Ethique et démocratie


Quant à Rudy Reichstadt, qui clôt cette réflexion sur le 11-Septembre, il reprend à son compte la critique déjà émise par Dasquié, celle du dogmatisme des "conspirationnistes", de la croyance qu'on s'est forgée, et qu'on essaie ensuite de défendre à tout prix, avec hargne, comme on défend son orgueil. Je dois dire que j'ai moi-même initié ma réflexion sur le 11-Septembre avec une telle critique du dogmatisme et l'éloge de la conversation telle que Montaigne l'avait définie : "Quand on me contrarie [contredit], on esveille mon attention, non pas ma cholere ; je m’avance vers celuy qui me contredit, qui m’instruit. La cause de la verité devroit estre la cause commune à l’un et à l’autre. […] Je festoye et caresse la verité en quelque main que je la trouve, et m’y rends alaigrement, et luy tends mes armes vaincues, de loing que je la vois approcher." (Essais, III, 8 "De l'art de conferer") C'était en 2006. Le seul ennui, là encore, c'est que le dogmatisme, lorsqu'il existe, n'est pas l'apanage des seuls "conspirationnistes", il est aussi largement partagé par ceux qui les combattent, à commencer par les journalistes.

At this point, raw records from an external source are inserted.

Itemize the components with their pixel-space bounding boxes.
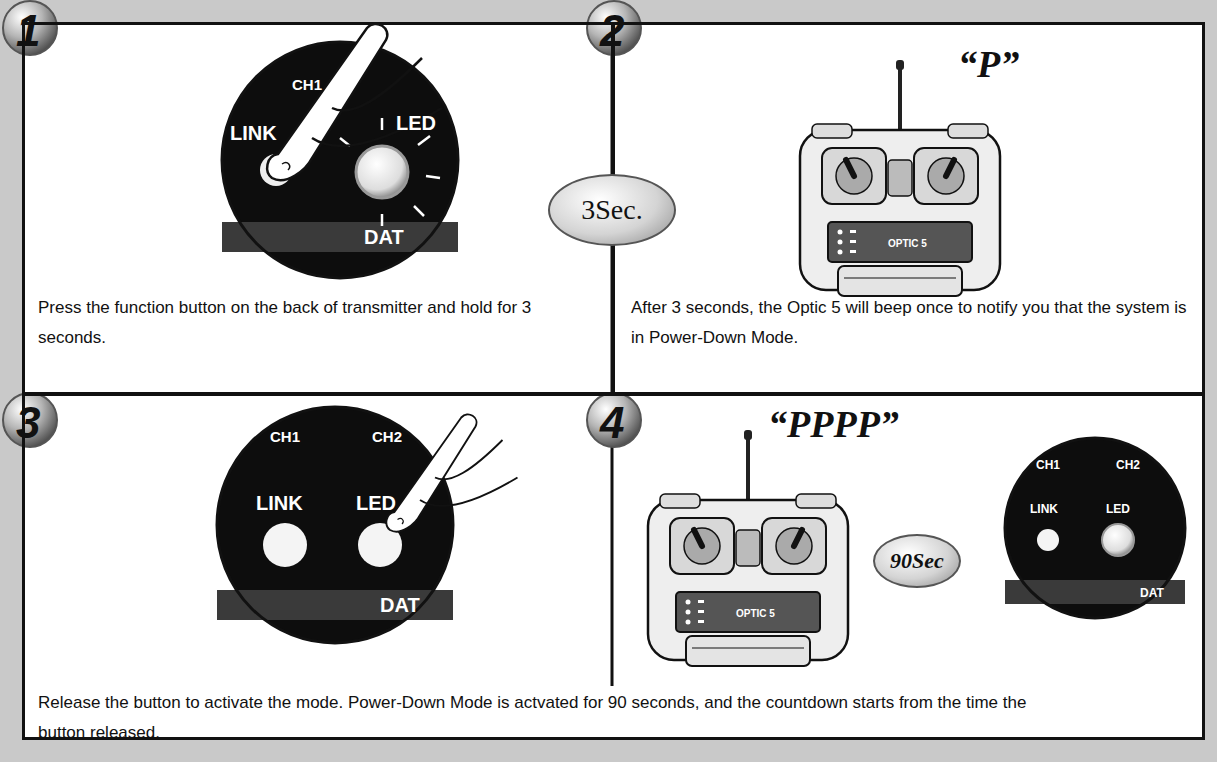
button-label: LINK	[256, 492, 303, 515]
button-label: LED	[356, 492, 396, 515]
port-label: DAT	[364, 226, 404, 249]
port-label: CH1	[1036, 458, 1060, 472]
instruction-text: Release the button to activate the mode.…	[38, 688, 1038, 748]
button-label: LINK	[230, 122, 277, 145]
port-label: CH2	[1116, 458, 1140, 472]
brand-label: OPTIC 5	[888, 238, 927, 249]
port-label: CH1	[292, 76, 322, 93]
step-panel: After 3 seconds, the Optic 5 will beep o…	[612, 22, 1205, 395]
duration-text: 3Sec.	[581, 194, 642, 226]
beep-sound: “PPPP”	[768, 402, 899, 446]
callout-number: 3	[16, 398, 40, 448]
callout-number: 2	[600, 6, 624, 56]
port-label: CH2	[372, 428, 402, 445]
port-label: DAT	[380, 594, 420, 617]
port-label: DAT	[1140, 586, 1164, 600]
button-label: LINK	[1030, 502, 1058, 516]
button-label: LED	[396, 112, 436, 135]
instruction-text: Press the function button on the back of…	[38, 293, 598, 353]
callout-number: 4	[600, 398, 624, 448]
duration-text: 90Sec	[890, 548, 944, 574]
time-oval: 3Sec.	[548, 174, 676, 246]
instruction-text: After 3 seconds, the Optic 5 will beep o…	[631, 293, 1191, 353]
brand-label: OPTIC 5	[736, 608, 775, 619]
button-label: LED	[1106, 502, 1130, 516]
beep-sound: “P”	[958, 42, 1019, 86]
time-oval: 90Sec	[873, 534, 961, 588]
port-label: CH1	[270, 428, 300, 445]
callout-number: 1	[16, 6, 40, 56]
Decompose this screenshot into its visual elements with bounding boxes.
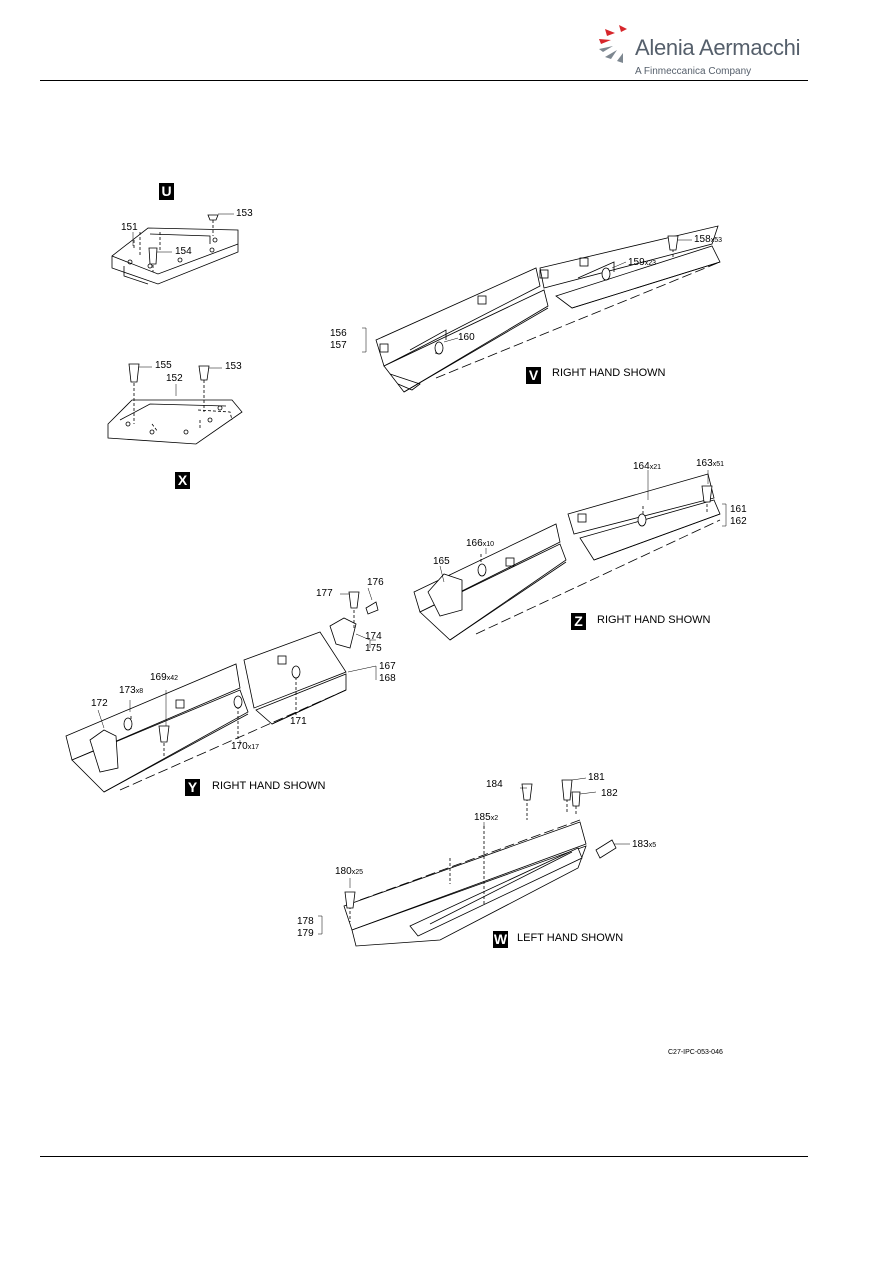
callout-175: 175 — [365, 643, 382, 654]
view-u-plate — [111, 214, 239, 285]
qty-159: x23 — [644, 260, 656, 267]
view-v-angle — [375, 225, 721, 393]
callout-158: 158x53 — [694, 234, 722, 245]
qty-180: x25 — [351, 869, 363, 876]
qty-170: x17 — [247, 744, 259, 751]
callout-163: 163x51 — [696, 458, 724, 469]
callout-151: 151 — [121, 222, 138, 233]
brand-swoosh-icon — [599, 25, 627, 63]
callout-167: 167 — [379, 661, 396, 672]
callout-155: 155 — [155, 360, 172, 371]
callout-183: 183x5 — [632, 839, 657, 850]
qty-185: x2 — [490, 815, 499, 822]
callout-159: 159x23 — [628, 257, 656, 268]
qty-166: x10 — [482, 541, 494, 548]
callout-153-u: 153 — [236, 208, 253, 219]
callout-182: 182 — [601, 788, 618, 799]
callout-172: 172 — [91, 698, 108, 709]
view-v-caption: RIGHT HAND SHOWN — [552, 367, 666, 379]
leader-lines — [97, 213, 727, 935]
callout-156: 156 — [330, 328, 347, 339]
view-x-plate — [107, 363, 243, 445]
callout-162: 162 — [730, 516, 747, 527]
view-marker-u: U — [159, 183, 174, 200]
callout-160: 160 — [458, 332, 475, 343]
brand-logo: Alenia Aermacchi A Finmeccanica Company — [597, 23, 801, 83]
callout-170: 170x17 — [231, 741, 259, 752]
callout-171: 171 — [290, 716, 307, 727]
view-y-caption: RIGHT HAND SHOWN — [212, 780, 326, 792]
brand-name: Alenia Aermacchi — [635, 35, 801, 60]
callout-154: 154 — [175, 246, 192, 257]
view-y-angle — [65, 631, 347, 793]
qty-163: x51 — [712, 461, 724, 468]
callout-177: 177 — [316, 588, 333, 599]
bracket-174-175 — [329, 591, 379, 649]
view-z-angle — [413, 473, 721, 641]
callout-169: 169x42 — [150, 672, 178, 683]
qty-183: x5 — [648, 842, 657, 849]
callout-178: 178 — [297, 916, 314, 927]
callout-165: 165 — [433, 556, 450, 567]
view-w-angle — [343, 779, 617, 947]
callout-185: 185x2 — [474, 812, 499, 823]
view-z-caption: RIGHT HAND SHOWN — [597, 614, 711, 626]
callout-166: 166x10 — [466, 538, 494, 549]
callout-153-x: 153 — [225, 361, 242, 372]
callout-179: 179 — [297, 928, 314, 939]
view-marker-y: Y — [185, 779, 200, 796]
footer-rule — [40, 1156, 808, 1157]
view-marker-v: V — [526, 367, 541, 384]
qty-158: x53 — [710, 237, 722, 244]
callout-181: 181 — [588, 772, 605, 783]
callout-152: 152 — [166, 373, 183, 384]
view-w-caption: LEFT HAND SHOWN — [517, 932, 624, 944]
callout-180: 180x25 — [335, 866, 363, 877]
brand-tagline: A Finmeccanica Company — [635, 66, 752, 77]
header-rule — [40, 80, 808, 81]
callout-157: 157 — [330, 340, 347, 351]
view-marker-w: W — [493, 931, 508, 948]
view-marker-z: Z — [571, 613, 586, 630]
qty-169: x42 — [166, 675, 178, 682]
callout-168: 168 — [379, 673, 396, 684]
callout-161: 161 — [730, 504, 747, 515]
view-marker-x: X — [175, 472, 190, 489]
callout-176: 176 — [367, 577, 384, 588]
qty-173: x8 — [135, 688, 144, 695]
callout-174: 174 — [365, 631, 382, 642]
callout-164: 164x21 — [633, 461, 661, 472]
callout-173: 173x8 — [119, 685, 144, 696]
qty-164: x21 — [649, 464, 661, 471]
figure-reference: C27-IPC-053-046 — [668, 1049, 723, 1056]
callout-184: 184 — [486, 779, 503, 790]
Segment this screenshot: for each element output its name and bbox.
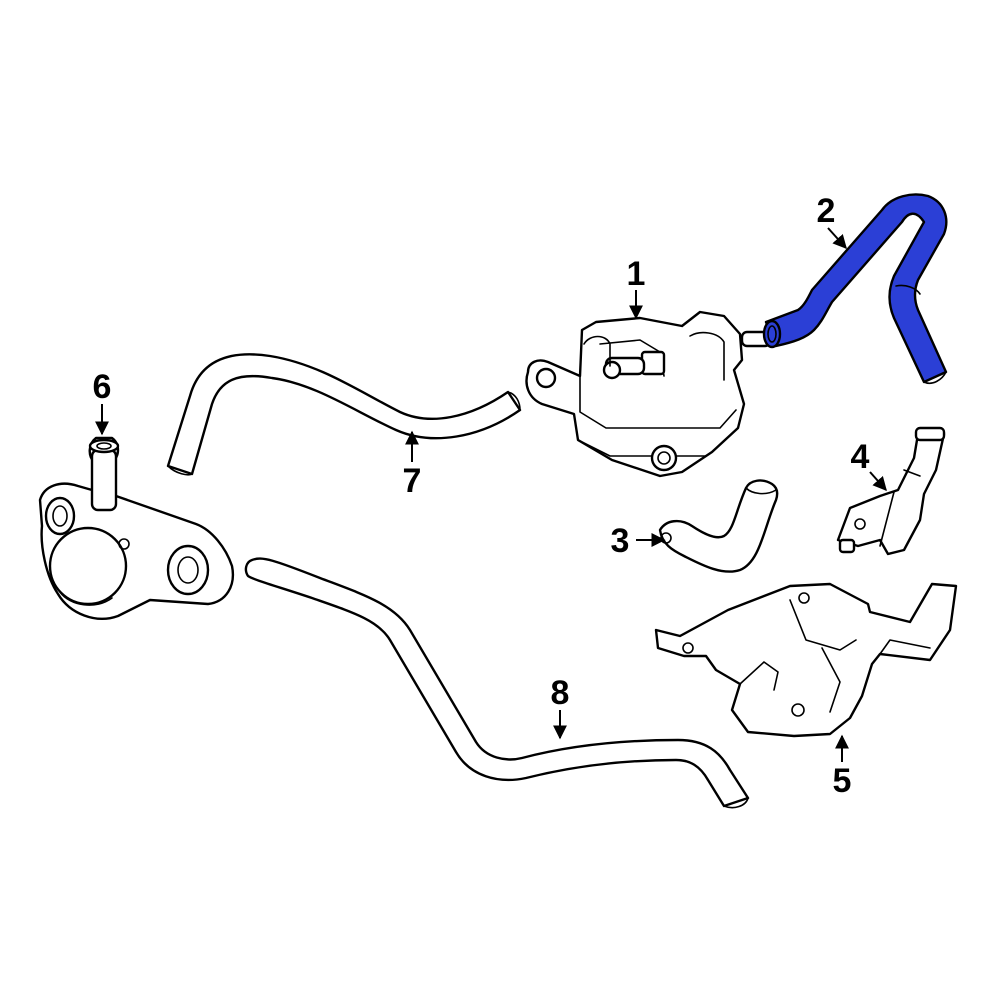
bracket-part-4[interactable] xyxy=(836,426,946,556)
mounting-bracket-part-5[interactable] xyxy=(654,582,958,738)
leader-arrow-4 xyxy=(869,471,887,492)
callout-label-3: 3 xyxy=(611,522,630,560)
callout-label-2: 2 xyxy=(817,192,836,230)
callout-5: 5 xyxy=(833,734,852,800)
small-hose-part-3[interactable] xyxy=(658,479,779,573)
callout-label-8: 8 xyxy=(551,674,570,712)
callout-8: 8 xyxy=(551,674,570,740)
callout-label-5: 5 xyxy=(833,762,852,800)
lower-hose-part-8[interactable] xyxy=(244,557,750,809)
valve-assembly-part-1[interactable] xyxy=(525,310,772,478)
callout-label-7: 7 xyxy=(403,462,422,500)
leader-arrow-2 xyxy=(827,227,847,250)
callout-7: 7 xyxy=(403,430,422,500)
callout-label-1: 1 xyxy=(627,255,646,293)
callout-label-4: 4 xyxy=(851,438,870,476)
callout-3: 3 xyxy=(611,522,666,560)
upper-hose-part-7[interactable] xyxy=(166,353,522,476)
highlighted-hose-part-2[interactable] xyxy=(762,193,948,385)
callout-4: 4 xyxy=(851,438,887,492)
hose-2-fill xyxy=(764,193,948,384)
callout-label-6: 6 xyxy=(93,368,112,406)
outlet-housing-part-6[interactable] xyxy=(38,436,235,620)
callout-6: 6 xyxy=(93,368,112,436)
callout-2: 2 xyxy=(817,192,847,250)
callout-1: 1 xyxy=(627,255,646,320)
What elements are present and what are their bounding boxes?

Rares sont ceux, quelles que soient leurs tendances, qui sont capables de se maintenir, debouts, sur la redoutable crête du doute, y cheminer - et qui peuvent même s'y sentir bien.

 

Au final, cette émission d'Europe 1 fut une catastrophe, certes bien banale, à plusieurs titres :

 

- amalgame d'un sujet des plus sérieux avec d'autres sujets qui le sont moins, parfois même délirants (les reptiliens)


- discussion à sens unique, excluant toute contradiction, et dénonciation d'un certain type de personnes en leur absence (comportement moralement très bas)

 

- manipulation dangereuse de l'opinion en prétendant fonder sa croyance personnelle sur un prétendu unanimisme chez les experts (incarnant la raison) et les familles de victimes (incarnant le sens moral)

 

- hémiplégie de la critique, consistant à pointer vigoureusement certains des défauts de ses adversaires pour mieux les ignorer chez soi-même


- quasi négation de l'existence des esprits rigoureusement sceptiques, tous amalgamés avec les "conspirationnistes paranoïaques"


Bref, du mauvais divertissement, le degré zéro de l'information et du débat, flirtant dangereusement avec la propagande et la désinformation. De telles pratiques constituent assurément un danger pour la démocratie que nous aspirons à construire.